A la fin de la deuxième guerre mondiale, les États-Unis sont la principale puissance économique et militaire mondiale. Bien que la production manufacturière américaine dépasse celle de chacune des autres puissances dès les années 1880 et que dès après la première guerre mondiale les États-Unis deviennent la principale source de crédit international52, la situation en 1945 est sans précédent. Déjà avant la fin de la guerre, les dirigeants américains se rendent compte que le renforcement relatif de la puissance américaine dans le système international qui résultera de l'issue de la guerre leur fournit une opportunité de façonner selon les intérêts économiques et les objectifs politiques américains le système international53.
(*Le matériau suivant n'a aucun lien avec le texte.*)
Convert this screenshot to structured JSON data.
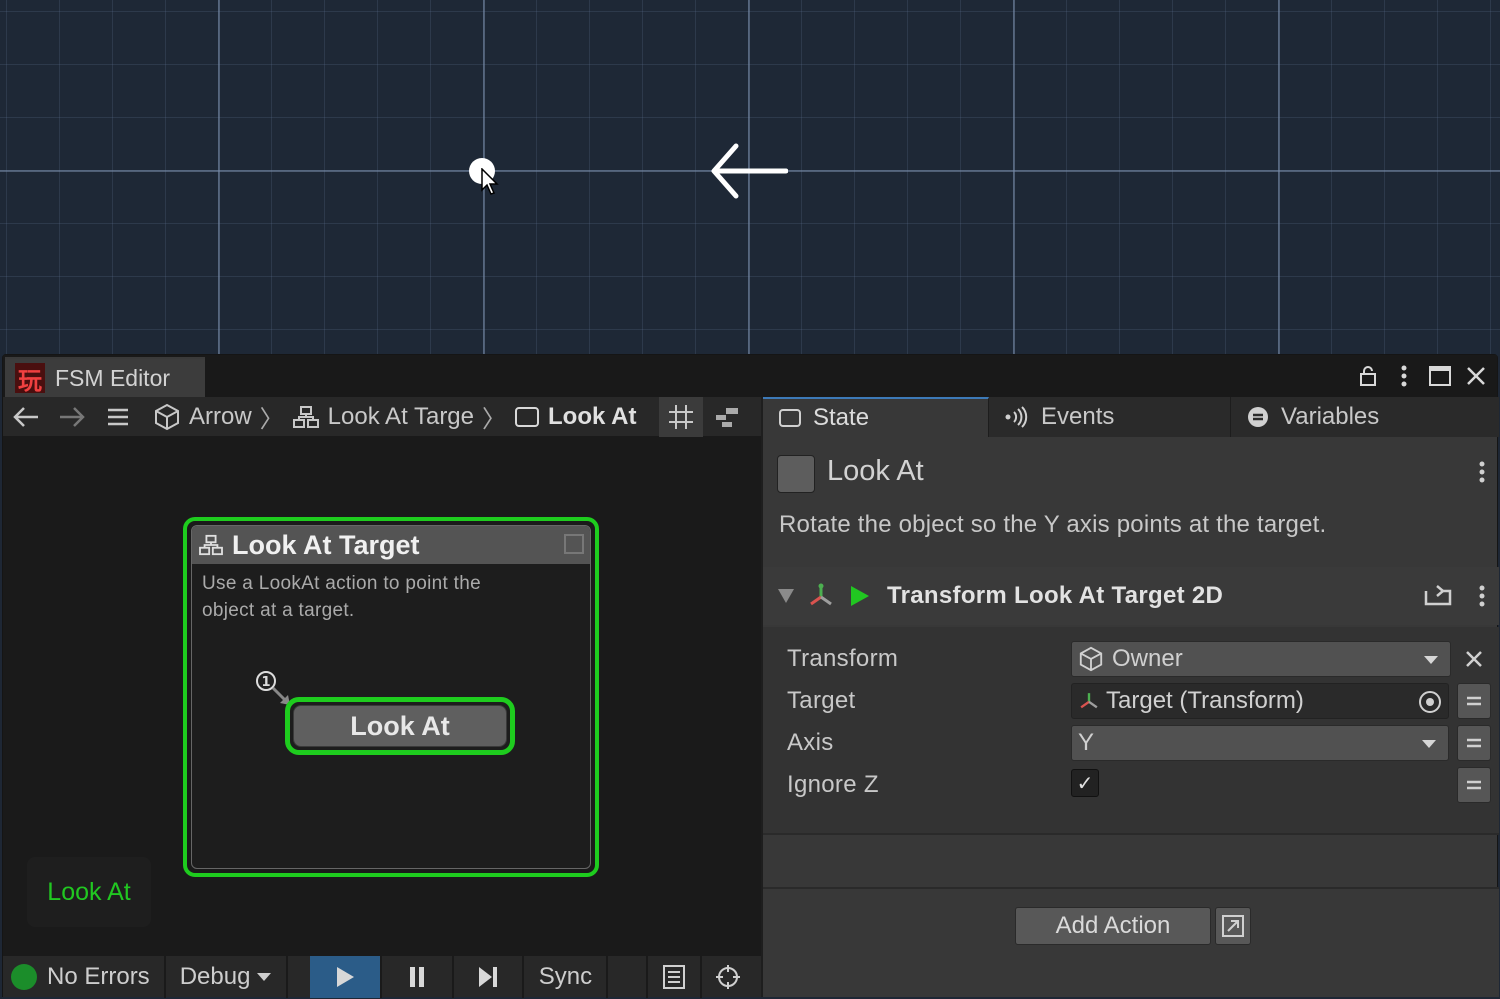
{
  "window": {
    "title": "FSM Editor",
    "app_icon_glyph": "玩"
  },
  "breadcrumb": {
    "items": [
      "Arrow",
      "Look At Targe",
      "Look At"
    ]
  },
  "group_node": {
    "title": "Look At Target",
    "description": "Use a LookAt action to point the object at a target."
  },
  "state_node": {
    "label": "Look At",
    "start_marker": "1"
  },
  "active_state_label": "Look At",
  "status_bar": {
    "errors": "No Errors",
    "debug": "Debug",
    "sync": "Sync"
  },
  "inspector": {
    "tabs": [
      "State",
      "Events",
      "Variables"
    ],
    "state_name": "Look At",
    "state_description": "Rotate the object so the Y axis points at the target.",
    "action": {
      "title": "Transform Look At Target 2D",
      "properties": [
        {
          "label": "Transform",
          "value": "Owner"
        },
        {
          "label": "Target",
          "value": "Target (Transform)"
        },
        {
          "label": "Axis",
          "value": "Y"
        },
        {
          "label": "Ignore Z",
          "value": "✓"
        }
      ]
    },
    "add_action_label": "Add Action"
  },
  "colors": {
    "accent_green": "#1ecc1e",
    "active_label_green": "#21c721",
    "play_button_blue": "#2b5c88",
    "status_ok_green": "#1b8d2a"
  }
}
1.1.1 Les sources de la prépondérance et de la politique européenne américaines à la fin de la Seconde Guerre mondiale

Ces intérêts et objectifs sont en place dès le début du vingtième siècle. A la fin du dix-neuvième siècle, l'industrie américaine connaît une « révolution structurelle »54. L'introduction de la politique antitrust avec le Sherman Act en 1890 stimule un vaste mouvement de concentrations industrielles qui aboutit à l'émergence d'industries oligopolistiques structurées à l'échelle d'un grand marché de taille continentale. Cette transformation des conditions de la concurrence marchande permet la rationalisation des activités de production, la réalisation d'économies d'échelle et de gamme et l'introduction des techniques « fordistes » de production55. Le résultat en est l'augmentation exponentielle de la productivité du travail dans l'industrie américaine, ce qui stimule l'émergence économique et politique des États-Unis dans le système international ainsi que la « maturation » de la forme de la firme multinationale par le biais du développement des investissements des grandes firmes américaines en dehors de leur territoire d'origine56.

Progressivement, cette évolution de la position relative de l'industrie américaine à l'égard de ses concurrentes européennes conduit à l'abandon de la politique internationale traditionnelle des États-Unis

52 Krasner, 1978, p. 56.

53 Layne, 2006, pp. 39-50.

54 Djelic, 1998, chapitre 1 ; sur la première grande vague de concentrations dans l'industrie américaine, voir Lamoreaux, 1985 et Sklar, 1988.

55 Chandler, 1990, pp. 47-234.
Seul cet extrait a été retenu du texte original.